Speaking at PASA’s administration conference yesterday, Connelly described some examples of physical biometrics as the fingerprint, facial or voice recognition identification capabilities used by mobile phones today.
Moving beyond this, behavioural biometrics could recognise how individuals type on a keyboard, a person’s handwriting patterns and “not so much recognising voice patterns but actually recognising the words that individuals use”, Connelly explained. Physical gait is pretty unique too, he added.
Connelly highlighted market statistics that 56 per cent of UK consumers prefer the use of biometrics instead of a password – a figure that jumps to 80 per cent when comparing biometric preference over PIN use.
However, while the use of biometrics is a key part of the ‘digital ID’ of a member, they are not the whole process, Connelly warned, as they do not guarantee the person’s identity.

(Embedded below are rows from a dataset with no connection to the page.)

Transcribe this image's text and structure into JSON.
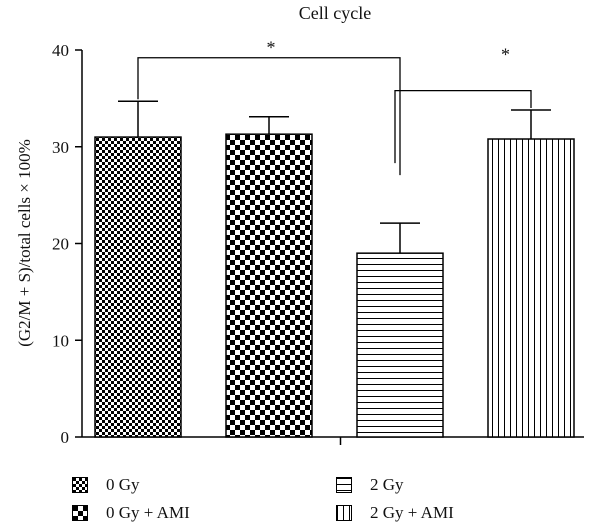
{
  "chart_data": {
    "type": "bar",
    "title": "Cell cycle",
    "ylabel": "(G2/M + S)/total cells × 100%",
    "xlabel": "",
    "ylim": [
      0,
      40
    ],
    "yticks": [
      0,
      10,
      20,
      30,
      40
    ],
    "categories": [
      "0 Gy",
      "0 Gy + AMI",
      "2 Gy",
      "2 Gy + AMI"
    ],
    "values": [
      31,
      31.3,
      19,
      30.8
    ],
    "errors": [
      3.7,
      1.8,
      3.1,
      3.0
    ],
    "patterns": [
      "fine-checker",
      "checker",
      "horizontal-lines",
      "vertical-lines"
    ],
    "significance": [
      {
        "from": 0,
        "to": 2,
        "label": "*"
      },
      {
        "from": 2,
        "to": 3,
        "label": "*"
      }
    ],
    "legend": [
      "0 Gy",
      "0 Gy + AMI",
      "2 Gy",
      "2 Gy + AMI"
    ],
    "legend_position": "bottom"
  }
}
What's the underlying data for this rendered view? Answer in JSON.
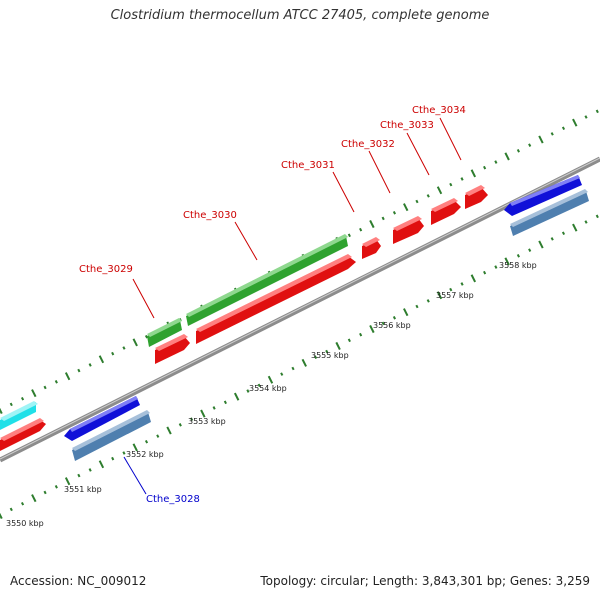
{
  "title": "Clostridium thermocellum ATCC 27405, complete genome",
  "footer": {
    "accession": "Accession: NC_009012",
    "summary": "Topology: circular; Length: 3,843,301 bp; Genes: 3,259"
  },
  "colors": {
    "backbone": "#8c8c8c",
    "tick": "#2e7d2e",
    "forward_gene": "#e01010",
    "reverse_gene": "#1010d8",
    "cds_forward": "#2fa22f",
    "cds_reverse": "#4f7faf",
    "other": "#20e0e8",
    "label_forward": "#cc0000",
    "label_reverse": "#0000cc"
  },
  "scale_labels": [
    {
      "label": "3550 kbp"
    },
    {
      "label": "3551 kbp"
    },
    {
      "label": "3552 kbp"
    },
    {
      "label": "3553 kbp"
    },
    {
      "label": "3554 kbp"
    },
    {
      "label": "3555 kbp"
    },
    {
      "label": "3556 kbp"
    },
    {
      "label": "3557 kbp"
    },
    {
      "label": "3558 kbp"
    }
  ],
  "gene_labels": [
    {
      "name": "Cthe_3029",
      "strand": "forward"
    },
    {
      "name": "Cthe_3030",
      "strand": "forward"
    },
    {
      "name": "Cthe_3031",
      "strand": "forward"
    },
    {
      "name": "Cthe_3032",
      "strand": "forward"
    },
    {
      "name": "Cthe_3033",
      "strand": "forward"
    },
    {
      "name": "Cthe_3034",
      "strand": "forward"
    },
    {
      "name": "Cthe_3028",
      "strand": "reverse"
    }
  ]
}
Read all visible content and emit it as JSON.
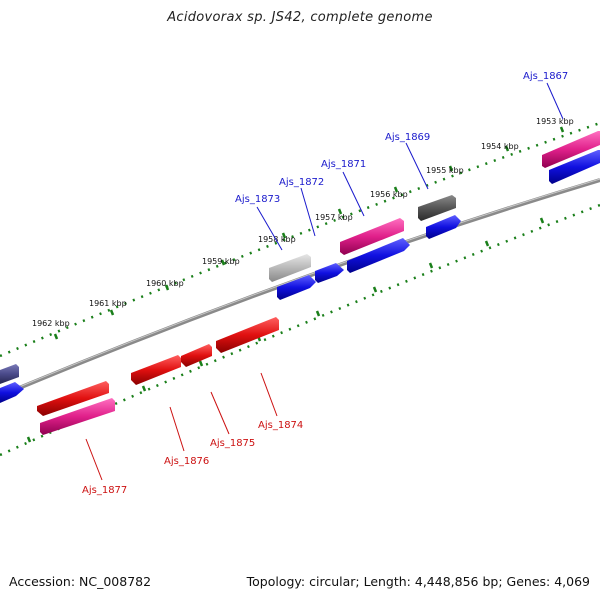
{
  "title": "Acidovorax sp. JS42, complete genome",
  "footer": {
    "accession": "Accession: NC_008782",
    "summary": "Topology: circular; Length: 4,448,856 bp; Genes: 4,069"
  },
  "colors": {
    "backbone": "#7a7a7a",
    "tick": "#1a7f1a",
    "blue_gene": "#1010e0",
    "red_gene": "#e01010",
    "pink_gene": "#e0208a",
    "grey_gene": "#555555",
    "lightgrey_gene": "#b8b8b8",
    "slate_gene": "#4a4a8a",
    "label_top": "#1a1acc",
    "label_bottom": "#cc1111"
  },
  "kbp_ticks": [
    "1953 kbp",
    "1954 kbp",
    "1955 kbp",
    "1956 kbp",
    "1957 kbp",
    "1958 kbp",
    "1959 kbp",
    "1960 kbp",
    "1961 kbp",
    "1962 kbp"
  ],
  "gene_labels_top": [
    "Ajs_1867",
    "Ajs_1869",
    "Ajs_1871",
    "Ajs_1872",
    "Ajs_1873"
  ],
  "gene_labels_bottom": [
    "Ajs_1874",
    "Ajs_1875",
    "Ajs_1876",
    "Ajs_1877"
  ]
}
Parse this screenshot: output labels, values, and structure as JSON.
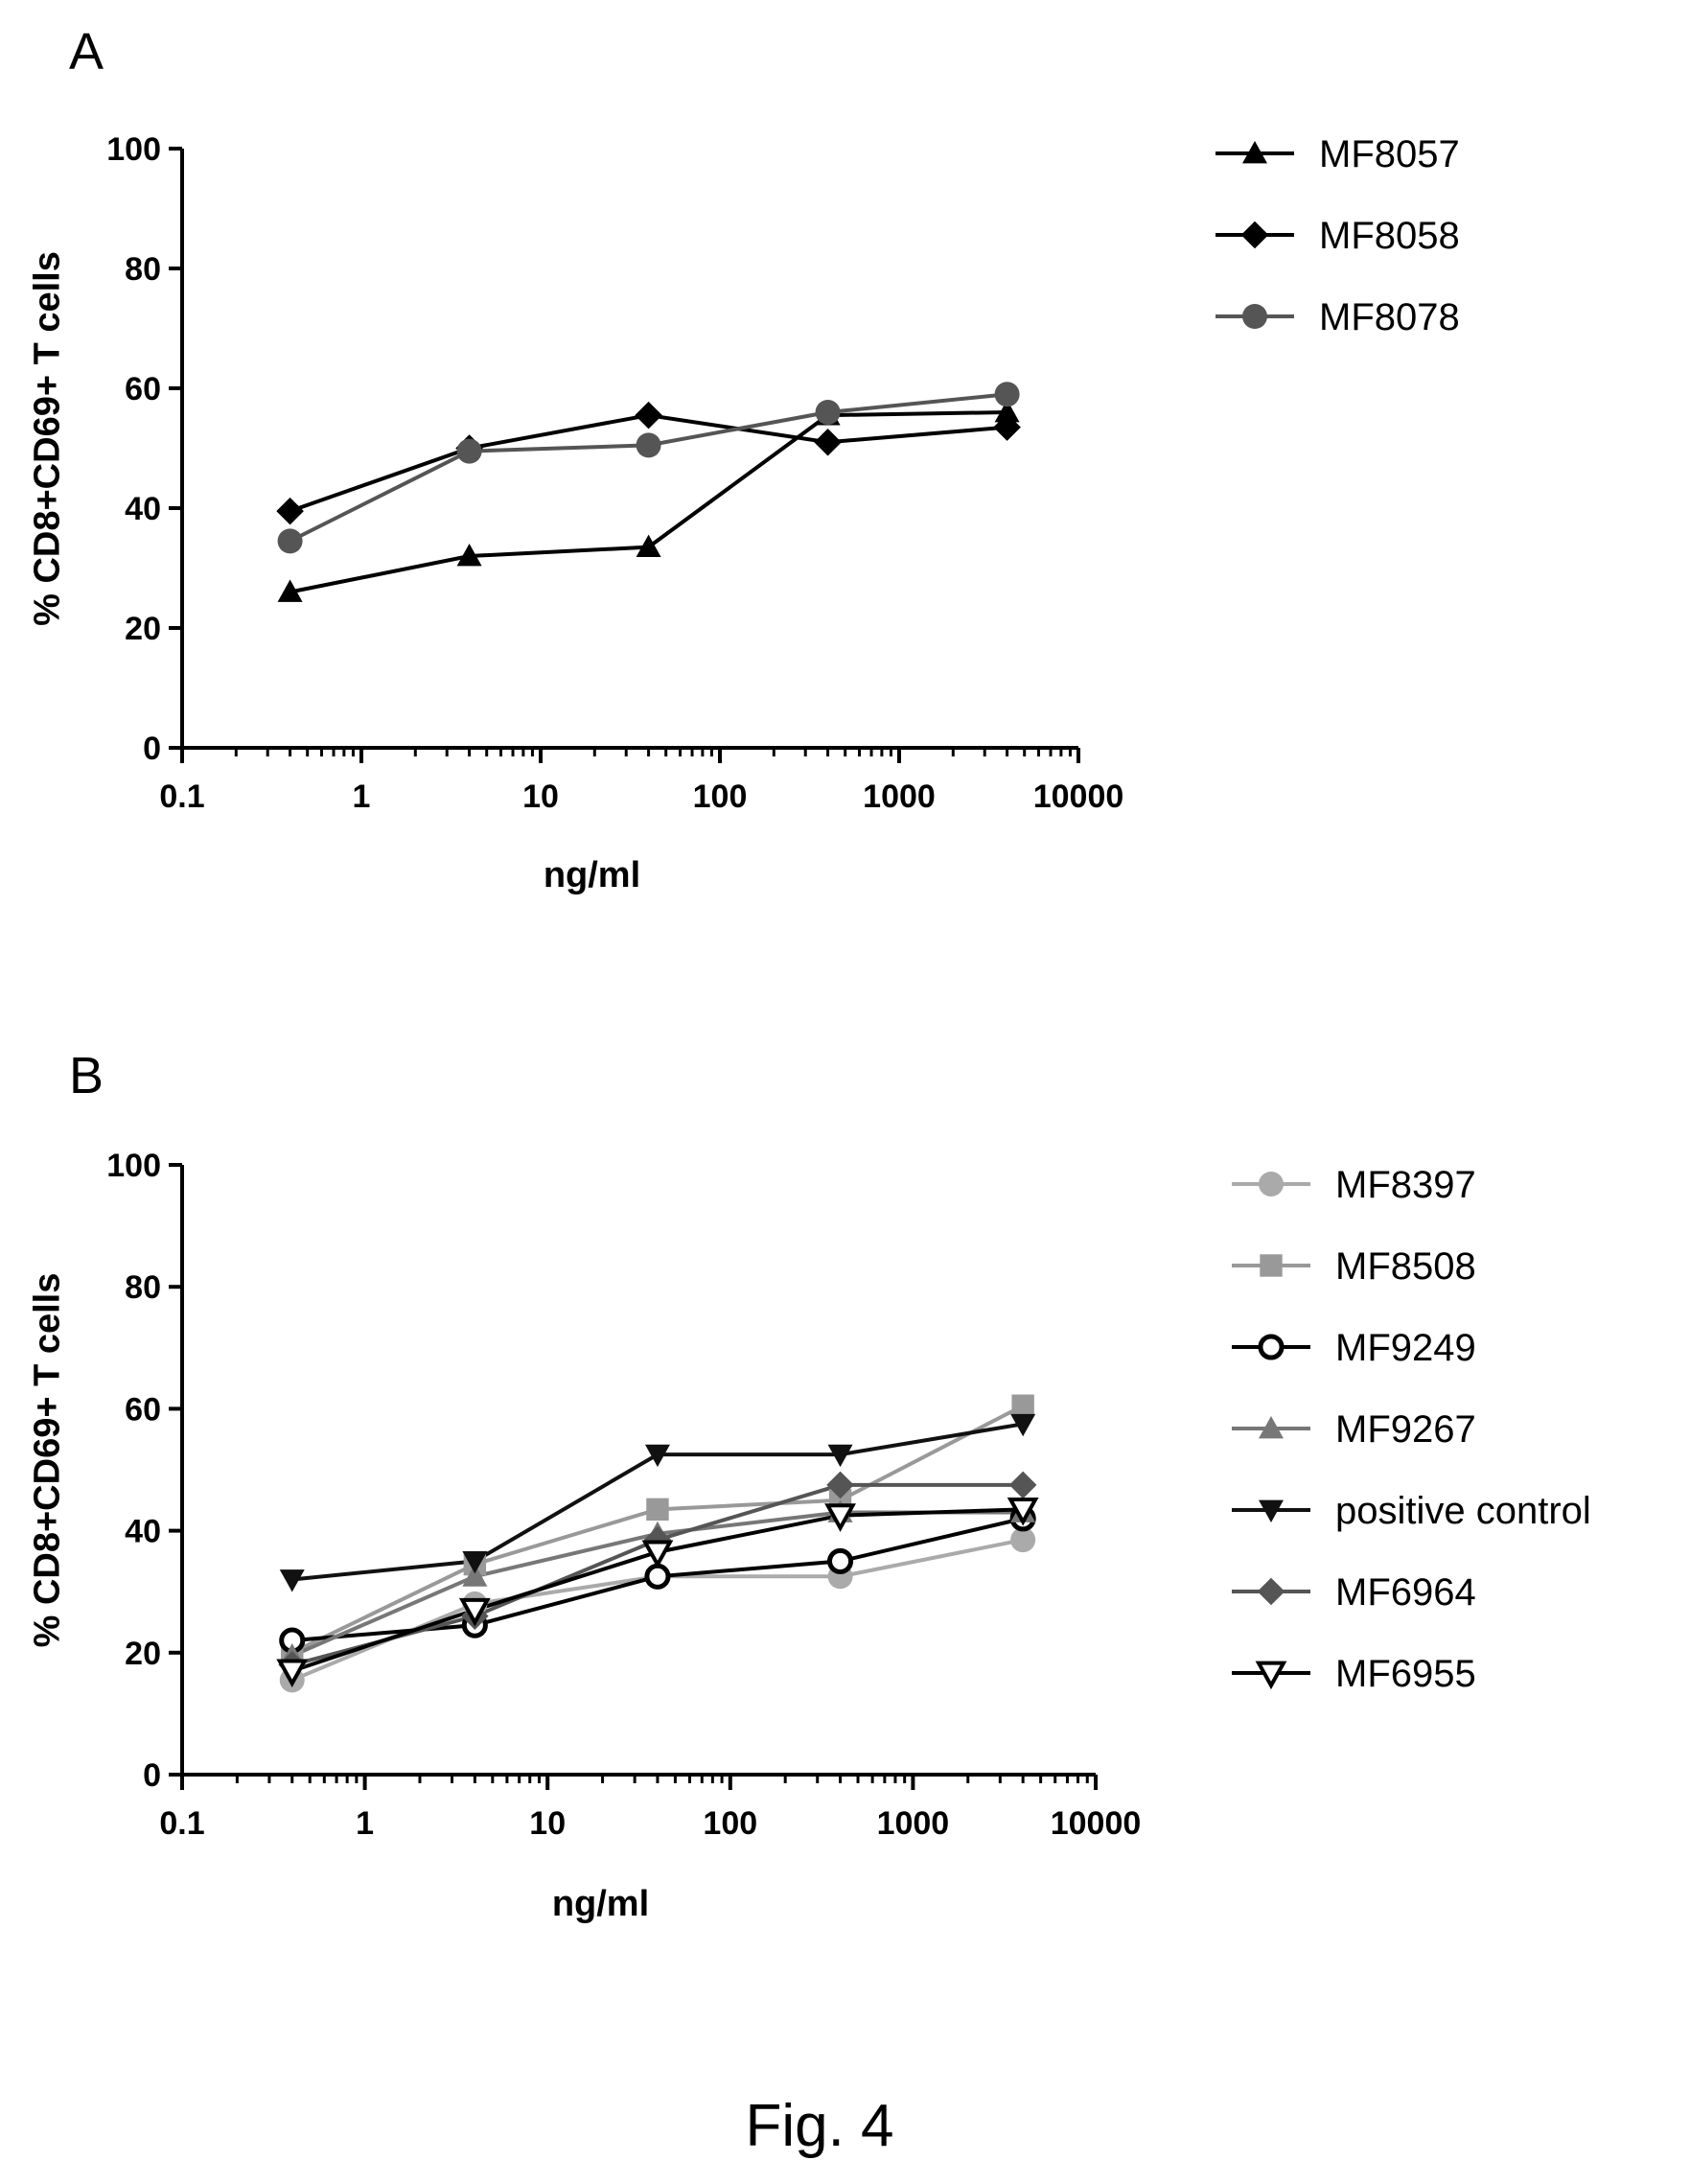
{
  "caption": "Fig. 4",
  "chart_data": [
    {
      "panel": "A",
      "type": "line",
      "xscale": "log",
      "xlabel": "ng/ml",
      "ylabel": "% CD8+CD69+ T cells",
      "xlim": [
        0.1,
        10000
      ],
      "ylim": [
        0,
        100
      ],
      "xticks": [
        0.1,
        1,
        10,
        100,
        1000,
        10000
      ],
      "xtick_labels": [
        "0.1",
        "1",
        "10",
        "100",
        "1000",
        "10000"
      ],
      "yticks": [
        0,
        20,
        40,
        60,
        80,
        100
      ],
      "ytick_labels": [
        "0",
        "20",
        "40",
        "60",
        "80",
        "100"
      ],
      "grid": false,
      "legend_position": "right",
      "x": [
        0.4,
        4,
        40,
        400,
        4000
      ],
      "series": [
        {
          "name": "MF8057",
          "values": [
            26,
            32,
            33.5,
            55.5,
            56
          ],
          "color": "#000000",
          "marker": "triangle-up"
        },
        {
          "name": "MF8058",
          "values": [
            39.5,
            50,
            55.5,
            51,
            53.5
          ],
          "color": "#000000",
          "marker": "diamond"
        },
        {
          "name": "MF8078",
          "values": [
            34.5,
            49.5,
            50.5,
            56,
            59
          ],
          "color": "#555555",
          "marker": "circle"
        }
      ]
    },
    {
      "panel": "B",
      "type": "line",
      "xscale": "log",
      "xlabel": "ng/ml",
      "ylabel": "% CD8+CD69+ T cells",
      "xlim": [
        0.1,
        10000
      ],
      "ylim": [
        0,
        100
      ],
      "xticks": [
        0.1,
        1,
        10,
        100,
        1000,
        10000
      ],
      "xtick_labels": [
        "0.1",
        "1",
        "10",
        "100",
        "1000",
        "10000"
      ],
      "yticks": [
        0,
        20,
        40,
        60,
        80,
        100
      ],
      "ytick_labels": [
        "0",
        "20",
        "40",
        "60",
        "80",
        "100"
      ],
      "grid": false,
      "legend_position": "right",
      "x": [
        0.4,
        4,
        40,
        400,
        4000
      ],
      "series": [
        {
          "name": "MF8397",
          "values": [
            15.5,
            28,
            32.5,
            32.5,
            38.5
          ],
          "color": "#aaaaaa",
          "marker": "circle"
        },
        {
          "name": "MF8508",
          "values": [
            20,
            34.5,
            43.5,
            45,
            60.5
          ],
          "color": "#999999",
          "marker": "square"
        },
        {
          "name": "MF9249",
          "values": [
            22,
            24.5,
            32.5,
            35,
            42
          ],
          "color": "#000000",
          "marker": "circle-open"
        },
        {
          "name": "MF9267",
          "values": [
            19.5,
            32.5,
            39.5,
            43,
            43
          ],
          "color": "#777777",
          "marker": "triangle-up"
        },
        {
          "name": "positive control",
          "values": [
            32,
            35,
            52.5,
            52.5,
            57.5
          ],
          "color": "#111111",
          "marker": "triangle-down"
        },
        {
          "name": "MF6964",
          "values": [
            18,
            26,
            38.5,
            47.5,
            47.5
          ],
          "color": "#555555",
          "marker": "diamond"
        },
        {
          "name": "MF6955",
          "values": [
            17,
            27,
            36.5,
            42.5,
            43.5
          ],
          "color": "#000000",
          "marker": "triangle-down-open"
        }
      ]
    }
  ]
}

He gave the example of buying a new phone and setting up its facial recognition. “There’s nothing in that process that would tell my pension scheme that the person who owns this phone is that member number 12 in the pension scheme. You still have to make that bridge with the information you already know about these people. Biometrics is just going to massively increase the ease in which people can engage with you and how they keep engaging with you,” Connelly explained.
He also recommended that the industry move away from using the term ‘biometrics’ with members, because as an industry “we use far too many technical terms”.
Instead, biometrics is about “unobtrusive identification”, which makes identification much harder to cheat but much easier for the person logging in to get through that process, Connelly stated.